Sen. Kamala Harris (D-Calif.), who drew flak in the early months of the campaign for seeming to change her position on health care several times, touted the plan she eventually developed, to allow some private insurance to remain under Medicare for All by allowing private companies to administer some plans in a tightly regulated way.

“I want to give credit to Bernie. Take credit, Bernie,” Harris said, while adding, “I wanted to make the plan better, which I did.”

At another point in the debate, Biden dismissed the idea that employers would raise workers’ wages if employers no longer had to provide health insurance under a Medicare for All system. 

“My friend from Vermont thinks the employer’s going to give you back what you’ve negotiated as a union all these years … they’re going to give back that money to the employee?” Biden said.

“As a matter of fact they will,” Sanders interjected.

“Let me tell you something, for a Socialist you’ve got a lot more confidence in corporate America than I do,” Biden responded. 

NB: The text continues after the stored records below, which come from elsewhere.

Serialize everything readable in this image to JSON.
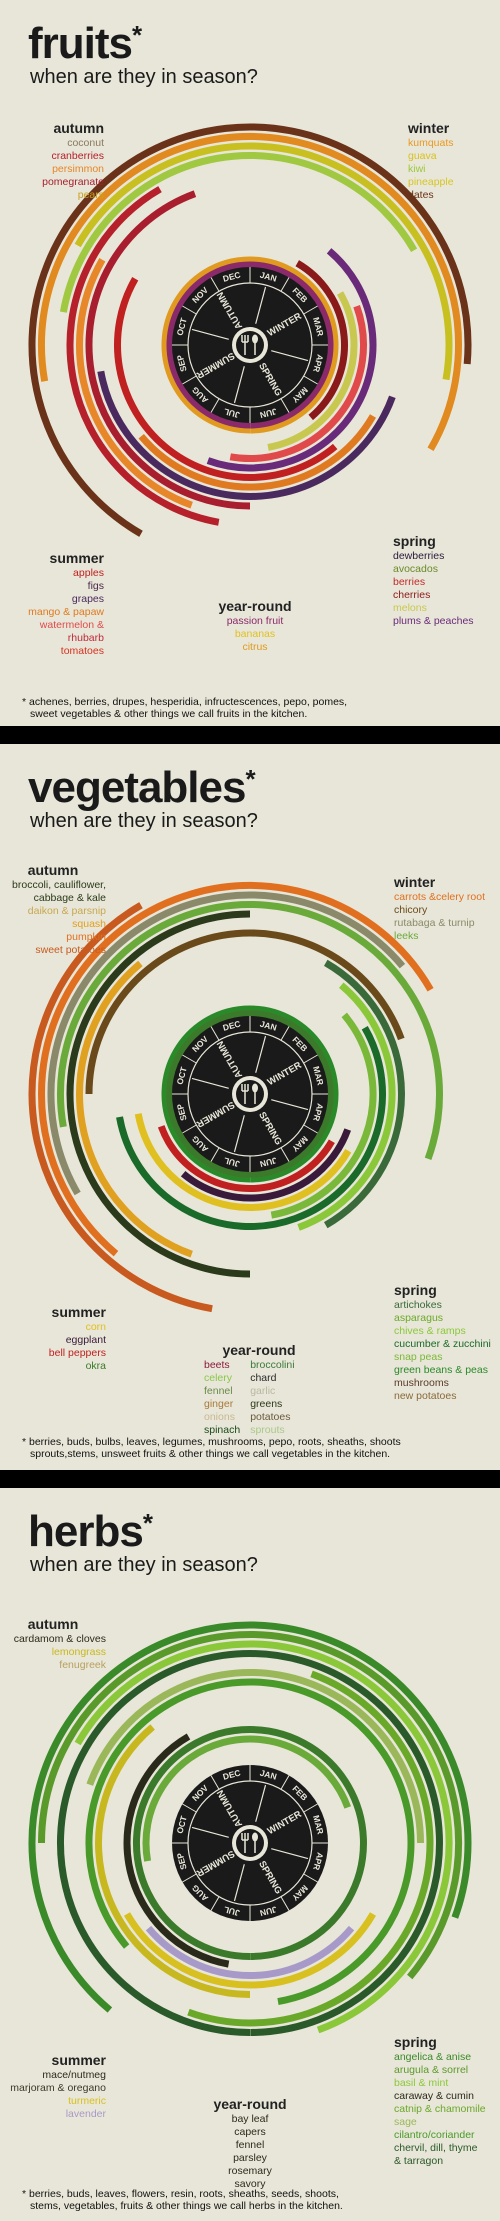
{
  "panels": [
    {
      "id": "fruits",
      "title": "fruits",
      "subtitle": "when are they in season?",
      "wheel": {
        "months": [
          "DEC",
          "JAN",
          "FEB",
          "MAR",
          "APR",
          "MAY",
          "JUN",
          "JUL",
          "AUG",
          "SEP",
          "OCT",
          "NOV"
        ],
        "seasons": [
          "WINTER",
          "SPRING",
          "SUMMER",
          "AUTUMN"
        ]
      },
      "groups": {
        "autumn": {
          "title": "autumn",
          "items": [
            {
              "t": "coconut",
              "c": "#8a7a60"
            },
            {
              "t": "cranberries",
              "c": "#b5202a"
            },
            {
              "t": "persimmon",
              "c": "#e8862a"
            },
            {
              "t": "pomegranate",
              "c": "#a81e2e"
            },
            {
              "t": "pears",
              "c": "#c9a21e"
            }
          ]
        },
        "winter": {
          "title": "winter",
          "items": [
            {
              "t": "kumquats",
              "c": "#e89a22"
            },
            {
              "t": "guava",
              "c": "#d8c21e"
            },
            {
              "t": "kiwi",
              "c": "#9cc83c"
            },
            {
              "t": "pineapple",
              "c": "#d6c624"
            },
            {
              "t": "dates",
              "c": "#6a3218"
            }
          ]
        },
        "summer": {
          "title": "summer",
          "items": [
            {
              "t": "apples",
              "c": "#c02020"
            },
            {
              "t": "figs",
              "c": "#4a2a4a"
            },
            {
              "t": "grapes",
              "c": "#4a2a5e"
            },
            {
              "t": "mango & papaw",
              "c": "#e07a20"
            },
            {
              "t": "watermelon &",
              "c": "#e04a4a"
            },
            {
              "t": "rhubarb",
              "c": "#c02a3a"
            },
            {
              "t": "tomatoes",
              "c": "#d83020"
            }
          ]
        },
        "spring": {
          "title": "spring",
          "items": [
            {
              "t": "dewberries",
              "c": "#2a1a3a"
            },
            {
              "t": "avocados",
              "c": "#6a8a2a"
            },
            {
              "t": "berries",
              "c": "#c02a2a"
            },
            {
              "t": "cherries",
              "c": "#8a1a1a"
            },
            {
              "t": "melons",
              "c": "#c8c850"
            },
            {
              "t": "plums & peaches",
              "c": "#6a2a7a"
            }
          ]
        },
        "yearround": {
          "title": "year-round",
          "items": [
            {
              "t": "passion fruit",
              "c": "#8a2a6a"
            },
            {
              "t": "bananas",
              "c": "#e0c020"
            },
            {
              "t": "citrus",
              "c": "#e09a20"
            }
          ]
        }
      },
      "footnote": [
        "* achenes, berries, drupes, hesperidia, infructescences, pepo, pomes,",
        "sweet vegetables & other things we call fruits in the kitchen."
      ]
    },
    {
      "id": "vegetables",
      "title": "vegetables",
      "subtitle": "when are they in season?",
      "wheel": {
        "months": [
          "DEC",
          "JAN",
          "FEB",
          "MAR",
          "APR",
          "MAY",
          "JUN",
          "JUL",
          "AUG",
          "SEP",
          "OCT",
          "NOV"
        ],
        "seasons": [
          "WINTER",
          "SPRING",
          "SUMMER",
          "AUTUMN"
        ]
      },
      "groups": {
        "autumn": {
          "title": "autumn",
          "items": [
            {
              "t": "broccoli, cauliflower,",
              "c": "#2a3a1a"
            },
            {
              "t": "cabbage & kale",
              "c": "#2a3a1a"
            },
            {
              "t": "daikon & parsnip",
              "c": "#c8a850"
            },
            {
              "t": "squash",
              "c": "#e0a020"
            },
            {
              "t": "pumpkin",
              "c": "#e07020"
            },
            {
              "t": "sweet potatoes",
              "c": "#c85a20"
            }
          ]
        },
        "winter": {
          "title": "winter",
          "items": [
            {
              "t": "carrots &celery root",
              "c": "#e07020"
            },
            {
              "t": "chicory",
              "c": "#6a4a1a"
            },
            {
              "t": "rutabaga & turnip",
              "c": "#8a8a6a"
            },
            {
              "t": "leeks",
              "c": "#6aaa3a"
            }
          ]
        },
        "summer": {
          "title": "summer",
          "items": [
            {
              "t": "corn",
              "c": "#e0c020"
            },
            {
              "t": "eggplant",
              "c": "#3a1a3a"
            },
            {
              "t": "bell peppers",
              "c": "#c02020"
            },
            {
              "t": "okra",
              "c": "#3a7a2a"
            }
          ]
        },
        "spring": {
          "title": "spring",
          "items": [
            {
              "t": "artichokes",
              "c": "#3a6a3a"
            },
            {
              "t": "asparagus",
              "c": "#6aaa2a"
            },
            {
              "t": "chives & ramps",
              "c": "#8ac83a"
            },
            {
              "t": "cucumber & zucchini",
              "c": "#1a6a2a"
            },
            {
              "t": "snap peas",
              "c": "#7ab83a"
            },
            {
              "t": "green beans & peas",
              "c": "#2a8a2a"
            },
            {
              "t": "mushrooms",
              "c": "#5a3a2a"
            },
            {
              "t": "new potatoes",
              "c": "#8a6a3a"
            }
          ]
        },
        "yearround": {
          "title": "year-round",
          "col1": [
            {
              "t": "beets",
              "c": "#8a1a3a"
            },
            {
              "t": "celery",
              "c": "#8ac84a"
            },
            {
              "t": "fennel",
              "c": "#6a8a4a"
            },
            {
              "t": "ginger",
              "c": "#a87a3a"
            },
            {
              "t": "onions",
              "c": "#c8b890"
            },
            {
              "t": "spinach",
              "c": "#1a4a1a"
            }
          ],
          "col2": [
            {
              "t": "broccolini",
              "c": "#3a7a3a"
            },
            {
              "t": "chard",
              "c": "#2a2a2a"
            },
            {
              "t": "garlic",
              "c": "#b8b8a0"
            },
            {
              "t": "greens",
              "c": "#2a3a1a"
            },
            {
              "t": "potatoes",
              "c": "#6a5a3a"
            },
            {
              "t": "sprouts",
              "c": "#aac88a"
            }
          ]
        }
      },
      "footnote": [
        "* berries, buds, bulbs, leaves, legumes, mushrooms, pepo, roots, sheaths, shoots",
        "sprouts,stems, unsweet fruits & other things we call vegetables in the kitchen."
      ]
    },
    {
      "id": "herbs",
      "title": "herbs",
      "subtitle": "when are they in season?",
      "wheel": {
        "months": [
          "DEC",
          "JAN",
          "FEB",
          "MAR",
          "APR",
          "MAY",
          "JUN",
          "JUL",
          "AUG",
          "SEP",
          "OCT",
          "NOV"
        ],
        "seasons": [
          "WINTER",
          "SPRING",
          "SUMMER",
          "AUTUMN"
        ]
      },
      "groups": {
        "autumn": {
          "title": "autumn",
          "items": [
            {
              "t": "cardamom & cloves",
              "c": "#2a2a1a"
            },
            {
              "t": "lemongrass",
              "c": "#c8b820"
            },
            {
              "t": "fenugreek",
              "c": "#b8a060"
            }
          ]
        },
        "summer": {
          "title": "summer",
          "items": [
            {
              "t": "mace/nutmeg",
              "c": "#2a2a1a"
            },
            {
              "t": "marjoram & oregano",
              "c": "#3a3a2a"
            },
            {
              "t": "turmeric",
              "c": "#d8c020"
            },
            {
              "t": "lavender",
              "c": "#a89ac8"
            }
          ]
        },
        "spring": {
          "title": "spring",
          "items": [
            {
              "t": "angelica & anise",
              "c": "#3a8a2a"
            },
            {
              "t": "arugula & sorrel",
              "c": "#5a9a2a"
            },
            {
              "t": "basil & mint",
              "c": "#8ac83a"
            },
            {
              "t": "caraway & cumin",
              "c": "#2a2a1a"
            },
            {
              "t": "catnip & chamomile",
              "c": "#6aa82a"
            },
            {
              "t": "sage",
              "c": "#9ab85a"
            },
            {
              "t": "cilantro/coriander",
              "c": "#4a9a2a"
            },
            {
              "t": "chervil, dill, thyme",
              "c": "#2a5a2a"
            },
            {
              "t": "& tarragon",
              "c": "#2a5a2a"
            }
          ]
        },
        "yearround": {
          "title": "year-round",
          "items": [
            {
              "t": "bay leaf",
              "c": "#2a2a1a"
            },
            {
              "t": "capers",
              "c": "#2a2a1a"
            },
            {
              "t": "fennel",
              "c": "#2a2a1a"
            },
            {
              "t": "parsley",
              "c": "#2a2a1a"
            },
            {
              "t": "rosemary",
              "c": "#2a2a1a"
            },
            {
              "t": "savory",
              "c": "#2a2a1a"
            }
          ]
        }
      },
      "footnote": [
        "* berries, buds, leaves, flowers, resin, roots, sheaths, seeds, shoots,",
        "stems, vegetables, fruits & other things we call herbs in the kitchen."
      ]
    }
  ],
  "rings": {
    "fruits": [
      {
        "c": "#6a3218",
        "a0": -150,
        "a1": 95
      },
      {
        "c": "#e08a20",
        "a0": -100,
        "a1": 120
      },
      {
        "c": "#c8c020",
        "a0": -60,
        "a1": 100
      },
      {
        "c": "#a0c840",
        "a0": -80,
        "a1": 60
      },
      {
        "c": "#b5202a",
        "a0": 190,
        "a1": 330
      },
      {
        "c": "#e8862a",
        "a0": 200,
        "a1": 300
      },
      {
        "c": "#a81e2e",
        "a0": 180,
        "a1": 340
      },
      {
        "c": "#4a2a5e",
        "a0": 110,
        "a1": 260
      },
      {
        "c": "#e07a20",
        "a0": 120,
        "a1": 230
      },
      {
        "c": "#c02020",
        "a0": 140,
        "a1": 300
      },
      {
        "c": "#6a2a7a",
        "a0": 40,
        "a1": 200
      },
      {
        "c": "#e04a4a",
        "a0": 70,
        "a1": 190
      },
      {
        "c": "#c8c850",
        "a0": 60,
        "a1": 170
      },
      {
        "c": "#8a1a1a",
        "a0": 30,
        "a1": 140
      },
      {
        "c": "#e09a20",
        "a0": -180,
        "a1": 180
      },
      {
        "c": "#8a2a6a",
        "a0": -180,
        "a1": 180
      }
    ],
    "vegetables": [
      {
        "c": "#c85a20",
        "a0": 190,
        "a1": 330
      },
      {
        "c": "#e07020",
        "a0": -140,
        "a1": 60
      },
      {
        "c": "#8a8a6a",
        "a0": -120,
        "a1": 50
      },
      {
        "c": "#6aaa3a",
        "a0": -100,
        "a1": 110
      },
      {
        "c": "#2a3a1a",
        "a0": 180,
        "a1": 360
      },
      {
        "c": "#e0a020",
        "a0": 200,
        "a1": 320
      },
      {
        "c": "#6a4a1a",
        "a0": -90,
        "a1": 70
      },
      {
        "c": "#3a6a3a",
        "a0": 30,
        "a1": 150
      },
      {
        "c": "#8ac83a",
        "a0": 40,
        "a1": 160
      },
      {
        "c": "#1a6a2a",
        "a0": 60,
        "a1": 260
      },
      {
        "c": "#7ab83a",
        "a0": 50,
        "a1": 170
      },
      {
        "c": "#e0c020",
        "a0": 120,
        "a1": 260
      },
      {
        "c": "#3a1a3a",
        "a0": 110,
        "a1": 220
      },
      {
        "c": "#c02020",
        "a0": 120,
        "a1": 250
      },
      {
        "c": "#2a8a2a",
        "a0": -180,
        "a1": 180
      },
      {
        "c": "#5a3a2a",
        "a0": -180,
        "a1": 180
      },
      {
        "c": "#8a6a3a",
        "a0": -180,
        "a1": 180
      },
      {
        "c": "#3a7a2a",
        "a0": -180,
        "a1": 180
      }
    ],
    "herbs": [
      {
        "c": "#3a8a2a",
        "a0": -140,
        "a1": 110
      },
      {
        "c": "#5a9a2a",
        "a0": -90,
        "a1": 130
      },
      {
        "c": "#8ac83a",
        "a0": -60,
        "a1": 160
      },
      {
        "c": "#2a5a2a",
        "a0": -180,
        "a1": 180
      },
      {
        "c": "#6aa82a",
        "a0": 20,
        "a1": 200
      },
      {
        "c": "#9ab85a",
        "a0": -70,
        "a1": 90
      },
      {
        "c": "#4a9a2a",
        "a0": -130,
        "a1": 170
      },
      {
        "c": "#c8b820",
        "a0": 180,
        "a1": 320
      },
      {
        "c": "#d8c020",
        "a0": 120,
        "a1": 240
      },
      {
        "c": "#a89ac8",
        "a0": 130,
        "a1": 230
      },
      {
        "c": "#2a2a1a",
        "a0": 190,
        "a1": 330
      },
      {
        "c": "#3a7a2a",
        "a0": -180,
        "a1": 180
      },
      {
        "c": "#6aaa3a",
        "a0": -100,
        "a1": 70
      }
    ]
  }
}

While all of the Democrats advocate large additional government spending to expand health insurance coverage, the debates over whether private insurance should remain as an option has proven to be a particularly fierce source of debate.

Republicans have sensed an opening on that point as well, eagerly bashing Democrats for wanting to take away employer-sponsored coverage that millions of Americans have. Sanders and Warren counter that Medicare for All coverage would be better insurance, with no deductibles at all, so people would not miss it.

“I’ve actually never met anybody who likes their health insurance company,” Warren said, noting people like their doctors, which they would be able to keep. 

Sen. Amy Klobuchar (D-Minn.), who has staked out a more moderate ground, tore into Sanders, though, over his plan’s elimination of private insurance.

“While Bernie wrote the bill, I read the bill, and on page eight of the bill it says that we will no longer have private insurance as we know it,” Klobuchar said.

“I don’t think that’s a bold idea, I think it’s a bad idea,” she added. 

Amid the division, Harris tried to strike a unifying note.

“I think this discussion is giving the American people a headache,” she said. “What they want to know is that they’re going to have health care and cost will not be a barrier to getting it.”